From Bugzilla Helper: User-Agent: Mozilla/4.0 (compatible; MSIE 6.0; Windows NT 5.1; .NET CLR 1.1.4322) Description of problem: kernel hang that we think is a bug with __getblk_slow(). This bug is causing the TCs to hang immediately, while /sbin/sfdisk tries to read the geometry(trying to read block 0). "sfdisk" command is not always failing, but at the time of running test cases, it is causing the hang immediately. The implementation of "__getblk_slow()" seems to be causing this. This function has to return the "buffer_head" structure for the given block. For this it is trying to get buffer_head by calling "__find_get_block" and "grow_buffers()" Version-Release number of selected component (if applicable): How reproducible: Always Steps to Reproduce: will attach Additional info:
The implementation of "__getblk_slow()" seems to be causing this. This function has to return the "buffer_head" structure for the given block. For this it is trying to get buffer_head by calling "__find_get_block" and "grow_buffers()" as shown below: __getblk_slow(struct block_device *bdev, sector_t block, int size) { for (;;) { struct buffer_head * bh; bh = __find_get_block(bdev, block, size); if (bh) return bh; if (!grow_buffers(bdev, block, size)) free_more_memory(); } } __find_get_block() is calling "__find_get_block_slow()" function. __find_get_block_slow(), is trying to get the corrsponding page, and if, this page has buffers, then it is returning the corresponding buffer. If there are no buffer, then it is returning failure. This failure will cause "grow_buffers" to be called in "__getblk_slow()" function, which eventually allocates and maps the buffer_heads. Then the next call to "__find_get_block()" will be successful. The problem is comming when, the page has buffers, already allocated, but they are not mapped(b_bdev, b_blocknr fields are not set). __find_get_block_slow(), is returning error, since b_blocknr doesn't matches. "grow_buffers()" (or grow_dev_page()) doesn't do any thing, since buffers are already allocated. With this the thread is not comming out from __getblk_slow() function, and is causing the hang. While browsing the code, it looks obvious that, there can be buffers allocated for a page, but there is posibility that, they are not still mapped. I have a temporary fix, and it does the following: 1) __find_get_block_slow() fails, immediately if buffers are not mapped. 2) grow_dev_page(), releases the buffer_heads, if they are not mapped. then it allocates the new buffer_heads and maps them.

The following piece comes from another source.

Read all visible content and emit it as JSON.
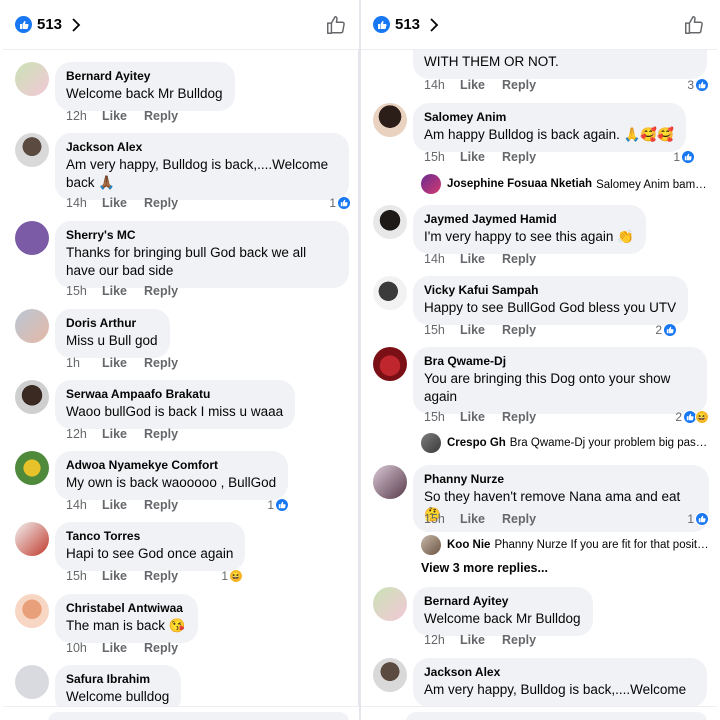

*** Bug 140423 has been marked as a duplicate of this bug. ***
Fixing the summary.
can you show where this situation actually happens in the kernel ? It might well be a bug in the kernel that this happens in the first place.
The work around we are using: --- /tmp/buffer.c 2004-11-29 11:49:42.203838536 -0800 << old file. +++ ./fs/buffer.c 2004-08-04 09:29:13.000000000 -0700 << Modified file. @@ -508,6 +508,9 @@ head = page_buffers(page); bh = head; do { + if (!buffer_mapped(bh)) { + goto out_unlock; + } if (bh->b_blocknr == block) { ret = bh; get_bh(bh); @@ -1217,7 +1220,7 @@ if (page_has_buffers(page)) { bh = page_buffers(page); - if (bh->b_size == size) + if ((buffer_mapped(bh)) && (bh->b_size == size)) return page; if (!try_to_free_buffers(page)) goto failed;
What leaves such pages around indefinitely? AFAICS, to get a deadlock you would need that - otherwise you'll get out of that loop as soon as they get mapped. And that should happen very soon on all paths I'm seeing in case of block device pages. What other processes are involved in that deadlock and what do stack traces show? (Alt-SysRq-T)
OK... Yes, it can happen. However, patch above breaks unmap_underlying_metadata(). If buffers are partially mapped, we will bail out upon finding an unmapped one and miss properly mapped we were looking for. AFAICS, Mason's patch and analysis posted on l-k are correct. Forwarded...
setting state to modified as fix has been checked in
Patch confirmed. Closing this issue out. Please reopen if problems still occur with more recent code.